L’Oyakata, le Kashira et Iki

Miki-san, le chroniqueur sportif du Yomiuri qui a arrangé mon séjour dans la heya, devait être absent hier, jour prévu pour mon arrivée par l’oyakata, et il a donc envoyé un de ses collègues, Usaoa-san, me prendre pour me déposer à la heya. Usaoa me rencontre à la station Ryogoku, près du Kokugikan, le stade et quartier général du sumo à Tokyo, d’où un apprenti lutteur doit m’accompagner jusqu’à la heya.

Usaoa me fait pénétrer dans un bureau encombré du Kokugikan, qui ressemble à n’importe quel bureau japonais : six plans de travail se faisant face par sections, des papiers partout, des rayonnages en métal et des meubles aux teintes années 50.

A l’arrière du cabinet se tient, assis derrière un bureau, un homme aux cheveux lisses, poivre et sel, porteur d’une cravate qui tranche avec son costume bleu marqué de ses initiales. Il ressemble à un directeur d’entreprise, apprêté pour la photo officielle dans son usine. Assis sur la table devant son bureau se tient un gros gars aux cheveux en brosse. Celui-ci ressemble, avec sa carrure massive engoncée dans un costume bleu roi à boutons dorés, à un videur d’une boîte de nuit surpeuplée.
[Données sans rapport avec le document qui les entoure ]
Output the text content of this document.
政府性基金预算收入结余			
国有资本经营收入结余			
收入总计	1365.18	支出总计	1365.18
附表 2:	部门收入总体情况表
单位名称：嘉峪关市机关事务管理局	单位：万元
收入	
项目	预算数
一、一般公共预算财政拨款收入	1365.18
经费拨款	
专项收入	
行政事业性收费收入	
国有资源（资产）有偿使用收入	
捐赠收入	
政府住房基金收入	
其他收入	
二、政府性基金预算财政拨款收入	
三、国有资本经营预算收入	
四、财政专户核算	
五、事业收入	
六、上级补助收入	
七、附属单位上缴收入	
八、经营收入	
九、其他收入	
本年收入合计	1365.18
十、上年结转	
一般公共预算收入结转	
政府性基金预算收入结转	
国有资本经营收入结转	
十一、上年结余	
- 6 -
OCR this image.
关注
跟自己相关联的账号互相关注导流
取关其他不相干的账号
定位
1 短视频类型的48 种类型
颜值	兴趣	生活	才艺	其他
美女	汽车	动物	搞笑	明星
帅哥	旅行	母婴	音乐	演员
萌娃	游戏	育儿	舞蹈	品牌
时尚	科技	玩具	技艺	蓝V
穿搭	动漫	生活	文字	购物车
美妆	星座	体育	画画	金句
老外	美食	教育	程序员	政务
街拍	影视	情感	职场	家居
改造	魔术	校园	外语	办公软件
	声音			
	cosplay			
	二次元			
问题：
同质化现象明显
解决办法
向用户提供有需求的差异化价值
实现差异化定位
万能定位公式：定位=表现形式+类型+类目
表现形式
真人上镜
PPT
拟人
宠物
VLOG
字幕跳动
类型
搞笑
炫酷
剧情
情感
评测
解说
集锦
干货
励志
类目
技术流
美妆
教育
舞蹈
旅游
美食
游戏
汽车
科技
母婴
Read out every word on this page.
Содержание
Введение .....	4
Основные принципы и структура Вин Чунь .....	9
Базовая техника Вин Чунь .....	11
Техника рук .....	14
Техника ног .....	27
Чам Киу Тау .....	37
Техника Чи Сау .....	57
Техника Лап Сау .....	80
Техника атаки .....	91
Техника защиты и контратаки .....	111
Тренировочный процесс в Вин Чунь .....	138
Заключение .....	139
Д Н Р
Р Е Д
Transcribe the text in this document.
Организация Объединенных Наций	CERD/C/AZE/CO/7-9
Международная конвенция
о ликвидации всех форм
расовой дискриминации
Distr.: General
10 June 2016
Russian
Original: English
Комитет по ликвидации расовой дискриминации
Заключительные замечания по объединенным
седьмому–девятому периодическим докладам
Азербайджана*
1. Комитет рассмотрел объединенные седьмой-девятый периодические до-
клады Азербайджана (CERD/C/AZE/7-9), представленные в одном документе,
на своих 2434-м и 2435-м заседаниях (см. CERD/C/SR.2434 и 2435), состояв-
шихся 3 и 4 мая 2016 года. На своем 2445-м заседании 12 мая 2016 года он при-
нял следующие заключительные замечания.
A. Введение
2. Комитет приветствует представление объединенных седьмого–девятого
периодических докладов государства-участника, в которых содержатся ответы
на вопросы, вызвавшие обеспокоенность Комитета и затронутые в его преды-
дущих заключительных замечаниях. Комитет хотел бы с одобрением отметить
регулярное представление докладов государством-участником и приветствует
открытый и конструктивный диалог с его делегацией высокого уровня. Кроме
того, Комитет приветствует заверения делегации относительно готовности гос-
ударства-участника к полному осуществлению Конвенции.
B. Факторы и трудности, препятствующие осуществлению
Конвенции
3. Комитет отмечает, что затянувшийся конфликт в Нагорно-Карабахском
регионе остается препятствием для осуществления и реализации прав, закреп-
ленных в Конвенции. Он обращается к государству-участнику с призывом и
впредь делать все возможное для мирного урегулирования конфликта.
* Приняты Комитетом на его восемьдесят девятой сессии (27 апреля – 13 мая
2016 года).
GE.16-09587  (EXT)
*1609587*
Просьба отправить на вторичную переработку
Usaoa me fait asseoir devant l’homme assis derrière le bureau et prend un siège derrière moi, tout près du gorille.

« Donc, Miki-san me dit que vous voulez vivre la vie d’un rikishi » entame-t-il, se servant du mot japonais pour lutteur de sumo. « Ca me va, mais je veux juste m’assurer de quelques points… ».

A ce moment-là, en fait, j’ignore totalement qui est cet homme. Etant assis derrière un bureau du Kokugikan, j’imagine donc qu’il doit être un employé de la fédération de sumo. En fait, c’est l’oyakata, le patron, le maître de l’écurie de sumo où je dois me rendre. Peut-être Usaoa pensait que j’allais le reconnaître. Ou peut-être me l’avait-il expliqué en chemin et je l’avais mal compris. J’ai encore des lacunes en japonais.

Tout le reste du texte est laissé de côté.